Welche Antworten haben die alten Philosophen gegeben?
Platon sagte: Ein gutes Leben ist ein Leben im Einklang mit sich und der Welt. Mit sich, das heißt: Harmonie von Geist, Gefühlen, Begierden usw. Einklang mit der Welt ist eine Resonanzerfahrung, die Sie sicher kennen; ein Zustand, bei dem Sie sich aufgehoben fühlen, eingebettet in die große Melodie des Lebens. Dann können Sie zu sich und der Welt „Ja“ sagen, sich und die Welt gut heißen oder wenigsten doch gut sein lassen. Diesen Zustand können Sie aber nicht erzwingen, Sie werden ihn nie erreichen, wenn Sie ihn mit aller Gewalt herstellen wollen. Glücklich werden Sie, indem Sie sich auf das Leben und die Welt einlassen, sich einstimmen auf das, was ist. Dann ereignet sich das Glück – meistens in unerwarteten Augenblicken.

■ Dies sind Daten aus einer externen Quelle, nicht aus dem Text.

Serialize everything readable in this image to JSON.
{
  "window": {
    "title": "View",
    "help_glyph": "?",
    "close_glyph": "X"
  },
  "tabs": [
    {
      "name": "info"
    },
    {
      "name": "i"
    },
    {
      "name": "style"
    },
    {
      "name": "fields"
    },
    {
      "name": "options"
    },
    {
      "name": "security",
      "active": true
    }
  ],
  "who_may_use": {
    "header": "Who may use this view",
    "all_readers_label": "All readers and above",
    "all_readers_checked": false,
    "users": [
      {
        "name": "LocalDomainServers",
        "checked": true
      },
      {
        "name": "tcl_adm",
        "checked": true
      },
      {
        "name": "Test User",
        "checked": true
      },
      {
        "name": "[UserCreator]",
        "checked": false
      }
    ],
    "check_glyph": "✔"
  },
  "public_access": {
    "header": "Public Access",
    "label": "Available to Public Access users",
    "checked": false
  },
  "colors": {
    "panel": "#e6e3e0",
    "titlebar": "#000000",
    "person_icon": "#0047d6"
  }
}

Neuerdings kursiert die These, wir könnten mit der Kraft unserer Gedanken glücklich werden. Ist Glück also eine reine Kopfsache?
Gedanken spielen eine große Rolle, sind aber nicht alles. Falsche Glücksverheißungen halten uns vom Glück ab. Etwa die Idee, man könne sich sein Glück selbst machen, wenn man nur hart genug daran arbeitet. Mit solchen lebensfernen Modellen muss man aufräumen und sie durch bessere Theorien vom Glück ersetzen. Eine gute Theorie aber macht noch niemanden glücklich. Es kommt darauf an, ihr gemäß zu leben und sich mit Leib und Seele aufs Leben einzulassen.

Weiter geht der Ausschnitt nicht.